Estimating the memory you need
------------------------------

A dense ``float64`` matrix needs roughly:

.. code-block:: text

   bytes ~= n_rows x n_cols x 8

So a ``10,000,000 x 200`` matrix is about **16 GB** just for the data - before
any working copies. As a rule of thumb, budget **2-4x** the raw matrix size for
a fit:

- ``MCUVScaler`` / ``center`` / ``scale`` return a scaled copy.
- ``PCA.fit`` copies ``X`` once for the working array; NIPALS deflation works in
  place on that copy.
- ``PLS.fit`` similarly holds scaled ``X`` and ``Y`` plus deflation copies.

Example: a ``1,000,000 x 100`` matrix is ~0.8 GB raw, so expect ~2-3 GB
resident during ``fit`` - comfortable on a workstation, tight on a laptop.

When this is *not* the right tool
---------------------------------

If your matrix does not fit in RAM (with the 2-4x headroom above), this package
is not currently the right fit for a single ``fit`` call. Options today:

- **Down-sample or aggregate** to a representative subset for model building,
  then ``transform`` / ``predict`` the full data in chunks (``transform`` and
  ``predict`` are far cheaper than ``fit`` and can be applied batch-by-batch).
- **Reduce dtype** upstream (e.g. ``float32``) if the precision budget allows;
  this halves the footprint.

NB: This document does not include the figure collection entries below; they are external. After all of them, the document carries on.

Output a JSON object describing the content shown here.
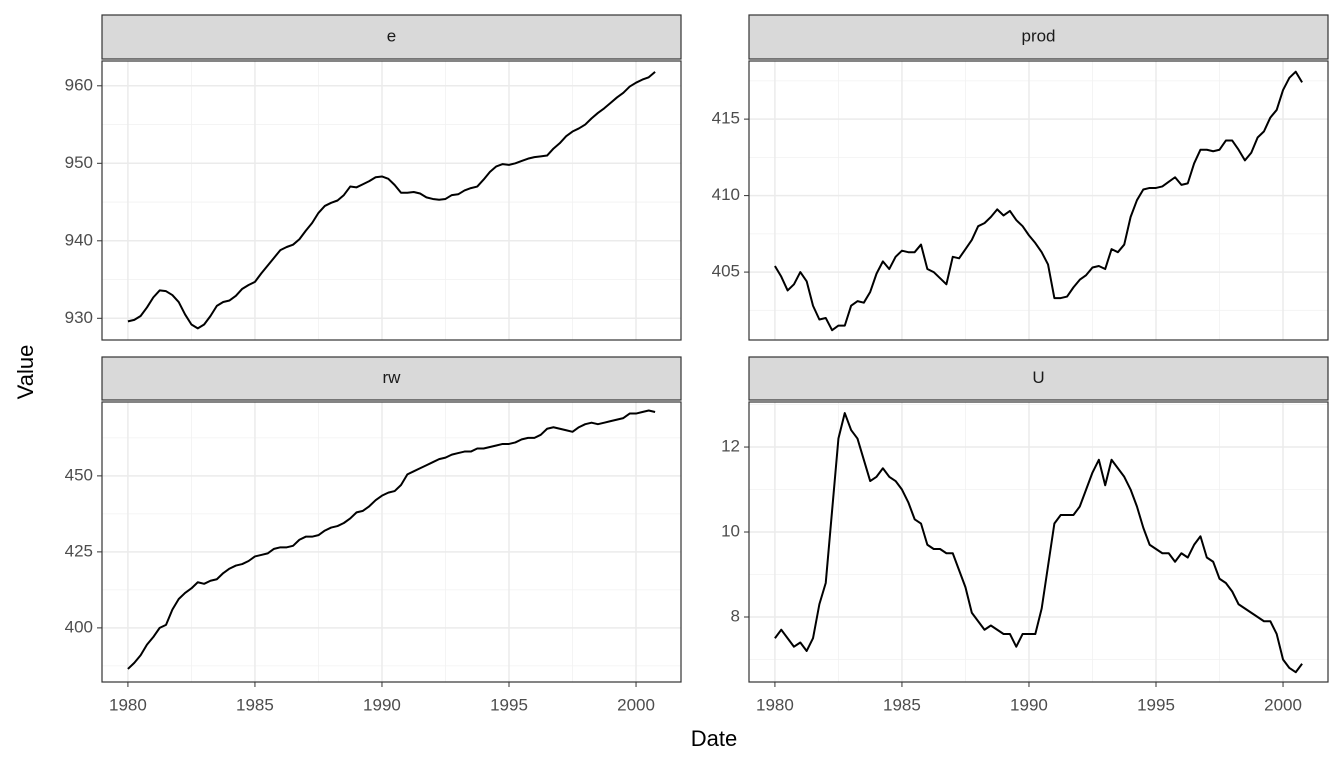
{
  "x_label": "Date",
  "y_label": "Value",
  "chart_data": [
    {
      "type": "line",
      "title": "e",
      "color": "#000000",
      "grid": true,
      "x": [
        1980,
        1980.25,
        1980.5,
        1980.75,
        1981,
        1981.25,
        1981.5,
        1981.75,
        1982,
        1982.25,
        1982.5,
        1982.75,
        1983,
        1983.25,
        1983.5,
        1983.75,
        1984,
        1984.25,
        1984.5,
        1984.75,
        1985,
        1985.25,
        1985.5,
        1985.75,
        1986,
        1986.25,
        1986.5,
        1986.75,
        1987,
        1987.25,
        1987.5,
        1987.75,
        1988,
        1988.25,
        1988.5,
        1988.75,
        1989,
        1989.25,
        1989.5,
        1989.75,
        1990,
        1990.25,
        1990.5,
        1990.75,
        1991,
        1991.25,
        1991.5,
        1991.75,
        1992,
        1992.25,
        1992.5,
        1992.75,
        1993,
        1993.25,
        1993.5,
        1993.75,
        1994,
        1994.25,
        1994.5,
        1994.75,
        1995,
        1995.25,
        1995.5,
        1995.75,
        1996,
        1996.25,
        1996.5,
        1996.75,
        1997,
        1997.25,
        1997.5,
        1997.75,
        1998,
        1998.25,
        1998.5,
        1998.75,
        1999,
        1999.25,
        1999.5,
        1999.75,
        2000,
        2000.25,
        2000.5,
        2000.75
      ],
      "values": [
        929.6,
        929.8,
        930.3,
        931.4,
        932.7,
        933.6,
        933.5,
        933.0,
        932.1,
        930.5,
        929.2,
        928.7,
        929.2,
        930.3,
        931.6,
        932.1,
        932.3,
        932.9,
        933.8,
        934.3,
        934.7,
        935.8,
        936.8,
        937.8,
        938.8,
        939.2,
        939.5,
        940.2,
        941.3,
        942.3,
        943.6,
        944.5,
        944.9,
        945.2,
        945.9,
        947.0,
        946.9,
        947.3,
        947.7,
        948.2,
        948.3,
        948.0,
        947.2,
        946.2,
        946.2,
        946.3,
        946.1,
        945.6,
        945.4,
        945.3,
        945.4,
        945.9,
        946.0,
        946.5,
        946.8,
        947.0,
        947.9,
        948.9,
        949.6,
        949.9,
        949.8,
        950.0,
        950.3,
        950.6,
        950.8,
        950.9,
        951.0,
        951.9,
        952.6,
        953.5,
        954.1,
        954.5,
        955.0,
        955.8,
        956.5,
        957.1,
        957.8,
        958.5,
        959.1,
        959.9,
        960.4,
        960.8,
        961.1,
        961.8
      ],
      "xlim": [
        1978.98,
        2001.77
      ],
      "xticks": [
        1980,
        1985,
        1990,
        1995,
        2000
      ],
      "ylim": [
        927.2,
        963.2
      ],
      "yticks": [
        930,
        940,
        950,
        960
      ]
    },
    {
      "type": "line",
      "title": "prod",
      "color": "#000000",
      "grid": true,
      "x": [
        1980,
        1980.25,
        1980.5,
        1980.75,
        1981,
        1981.25,
        1981.5,
        1981.75,
        1982,
        1982.25,
        1982.5,
        1982.75,
        1983,
        1983.25,
        1983.5,
        1983.75,
        1984,
        1984.25,
        1984.5,
        1984.75,
        1985,
        1985.25,
        1985.5,
        1985.75,
        1986,
        1986.25,
        1986.5,
        1986.75,
        1987,
        1987.25,
        1987.5,
        1987.75,
        1988,
        1988.25,
        1988.5,
        1988.75,
        1989,
        1989.25,
        1989.5,
        1989.75,
        1990,
        1990.25,
        1990.5,
        1990.75,
        1991,
        1991.25,
        1991.5,
        1991.75,
        1992,
        1992.25,
        1992.5,
        1992.75,
        1993,
        1993.25,
        1993.5,
        1993.75,
        1994,
        1994.25,
        1994.5,
        1994.75,
        1995,
        1995.25,
        1995.5,
        1995.75,
        1996,
        1996.25,
        1996.5,
        1996.75,
        1997,
        1997.25,
        1997.5,
        1997.75,
        1998,
        1998.25,
        1998.5,
        1998.75,
        1999,
        1999.25,
        1999.5,
        1999.75,
        2000,
        2000.25,
        2000.5,
        2000.75
      ],
      "values": [
        405.4,
        404.7,
        403.8,
        404.2,
        405.0,
        404.4,
        402.8,
        401.9,
        402.0,
        401.2,
        401.5,
        401.5,
        402.8,
        403.1,
        403.0,
        403.7,
        404.9,
        405.7,
        405.2,
        406.0,
        406.4,
        406.3,
        406.3,
        406.8,
        405.2,
        405.0,
        404.6,
        404.2,
        406.0,
        405.9,
        406.5,
        407.1,
        408.0,
        408.2,
        408.6,
        409.1,
        408.7,
        409.0,
        408.4,
        408.0,
        407.4,
        406.9,
        406.3,
        405.5,
        403.3,
        403.3,
        403.4,
        404.0,
        404.5,
        404.8,
        405.3,
        405.4,
        405.2,
        406.5,
        406.3,
        406.8,
        408.6,
        409.7,
        410.4,
        410.5,
        410.5,
        410.6,
        410.9,
        411.2,
        410.7,
        410.8,
        412.1,
        413.0,
        413.0,
        412.9,
        413.0,
        413.6,
        413.6,
        413.0,
        412.3,
        412.8,
        413.8,
        414.2,
        415.1,
        415.6,
        416.9,
        417.7,
        418.1,
        417.4
      ],
      "xlim": [
        1978.98,
        2001.77
      ],
      "xticks": [
        1980,
        1985,
        1990,
        1995,
        2000
      ],
      "ylim": [
        400.56,
        418.8
      ],
      "yticks": [
        405,
        410,
        415
      ]
    },
    {
      "type": "line",
      "title": "rw",
      "color": "#000000",
      "grid": true,
      "x": [
        1980,
        1980.25,
        1980.5,
        1980.75,
        1981,
        1981.25,
        1981.5,
        1981.75,
        1982,
        1982.25,
        1982.5,
        1982.75,
        1983,
        1983.25,
        1983.5,
        1983.75,
        1984,
        1984.25,
        1984.5,
        1984.75,
        1985,
        1985.25,
        1985.5,
        1985.75,
        1986,
        1986.25,
        1986.5,
        1986.75,
        1987,
        1987.25,
        1987.5,
        1987.75,
        1988,
        1988.25,
        1988.5,
        1988.75,
        1989,
        1989.25,
        1989.5,
        1989.75,
        1990,
        1990.25,
        1990.5,
        1990.75,
        1991,
        1991.25,
        1991.5,
        1991.75,
        1992,
        1992.25,
        1992.5,
        1992.75,
        1993,
        1993.25,
        1993.5,
        1993.75,
        1994,
        1994.25,
        1994.5,
        1994.75,
        1995,
        1995.25,
        1995.5,
        1995.75,
        1996,
        1996.25,
        1996.5,
        1996.75,
        1997,
        1997.25,
        1997.5,
        1997.75,
        1998,
        1998.25,
        1998.5,
        1998.75,
        1999,
        1999.25,
        1999.5,
        1999.75,
        2000,
        2000.25,
        2000.5,
        2000.75
      ],
      "values": [
        386.5,
        388.5,
        391.0,
        394.5,
        397.0,
        400.0,
        401.0,
        406.0,
        409.5,
        411.5,
        413.0,
        415.0,
        414.5,
        415.5,
        416.0,
        418.0,
        419.5,
        420.5,
        421.0,
        422.0,
        423.5,
        424.0,
        424.5,
        426.0,
        426.5,
        426.5,
        427.0,
        429.0,
        430.0,
        430.0,
        430.5,
        432.0,
        433.0,
        433.5,
        434.5,
        436.0,
        438.0,
        438.5,
        440.0,
        442.0,
        443.5,
        444.5,
        445.0,
        447.0,
        450.5,
        451.5,
        452.5,
        453.5,
        454.5,
        455.5,
        456.0,
        457.0,
        457.5,
        458.0,
        458.0,
        459.0,
        459.0,
        459.5,
        460.0,
        460.5,
        460.5,
        461.0,
        462.0,
        462.5,
        462.5,
        463.5,
        465.5,
        466.0,
        465.5,
        465.0,
        464.5,
        466.0,
        467.0,
        467.5,
        467.0,
        467.5,
        468.0,
        468.5,
        469.0,
        470.5,
        470.5,
        471.0,
        471.5,
        471.0
      ],
      "xlim": [
        1978.98,
        2001.77
      ],
      "xticks": [
        1980,
        1985,
        1990,
        1995,
        2000
      ],
      "ylim": [
        382.2,
        474.3
      ],
      "yticks": [
        400,
        425,
        450
      ]
    },
    {
      "type": "line",
      "title": "U",
      "color": "#000000",
      "grid": true,
      "x": [
        1980,
        1980.25,
        1980.5,
        1980.75,
        1981,
        1981.25,
        1981.5,
        1981.75,
        1982,
        1982.25,
        1982.5,
        1982.75,
        1983,
        1983.25,
        1983.5,
        1983.75,
        1984,
        1984.25,
        1984.5,
        1984.75,
        1985,
        1985.25,
        1985.5,
        1985.75,
        1986,
        1986.25,
        1986.5,
        1986.75,
        1987,
        1987.25,
        1987.5,
        1987.75,
        1988,
        1988.25,
        1988.5,
        1988.75,
        1989,
        1989.25,
        1989.5,
        1989.75,
        1990,
        1990.25,
        1990.5,
        1990.75,
        1991,
        1991.25,
        1991.5,
        1991.75,
        1992,
        1992.25,
        1992.5,
        1992.75,
        1993,
        1993.25,
        1993.5,
        1993.75,
        1994,
        1994.25,
        1994.5,
        1994.75,
        1995,
        1995.25,
        1995.5,
        1995.75,
        1996,
        1996.25,
        1996.5,
        1996.75,
        1997,
        1997.25,
        1997.5,
        1997.75,
        1998,
        1998.25,
        1998.5,
        1998.75,
        1999,
        1999.25,
        1999.5,
        1999.75,
        2000,
        2000.25,
        2000.5,
        2000.75
      ],
      "values": [
        7.5,
        7.7,
        7.5,
        7.3,
        7.4,
        7.2,
        7.5,
        8.3,
        8.8,
        10.5,
        12.2,
        12.8,
        12.4,
        12.2,
        11.7,
        11.2,
        11.3,
        11.5,
        11.3,
        11.2,
        11.0,
        10.7,
        10.3,
        10.2,
        9.7,
        9.6,
        9.6,
        9.5,
        9.5,
        9.1,
        8.7,
        8.1,
        7.9,
        7.7,
        7.8,
        7.7,
        7.6,
        7.6,
        7.3,
        7.6,
        7.6,
        7.6,
        8.2,
        9.2,
        10.2,
        10.4,
        10.4,
        10.4,
        10.6,
        11.0,
        11.4,
        11.7,
        11.1,
        11.7,
        11.5,
        11.3,
        11.0,
        10.6,
        10.1,
        9.7,
        9.6,
        9.5,
        9.5,
        9.3,
        9.5,
        9.4,
        9.7,
        9.9,
        9.4,
        9.3,
        8.9,
        8.8,
        8.6,
        8.3,
        8.2,
        8.1,
        8.0,
        7.9,
        7.9,
        7.6,
        7.0,
        6.8,
        6.7,
        6.9
      ],
      "xlim": [
        1978.98,
        2001.77
      ],
      "xticks": [
        1980,
        1985,
        1990,
        1995,
        2000
      ],
      "ylim": [
        6.47,
        13.06
      ],
      "yticks": [
        8,
        10,
        12
      ]
    }
  ]
}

Note the estimators promote to ``float64``
  internally, so this mainly helps the input/transform side.
- **Use an out-of-core PCA** from another library (e.g.
  ``sklearn.decomposition.IncrementalPCA`` with ``partial_fit`` over chunks, or
  a ``dask``-backed SVD) for the dimensionality-reduction step, then bring the
  reduced scores back into this package for the diagnostics.

Roadmap
-------

A first-class out-of-core path for PCA (an incremental / chunked fitter, likely
behind a ``[bigdata]`` optional-dependency extra) is tracked in
`ENG-19 <https://github.com/kgdunn/process-improve/issues/301>`_. It is demand-driven:
if you have a concrete larger-than-RAM use case, please comment on that issue.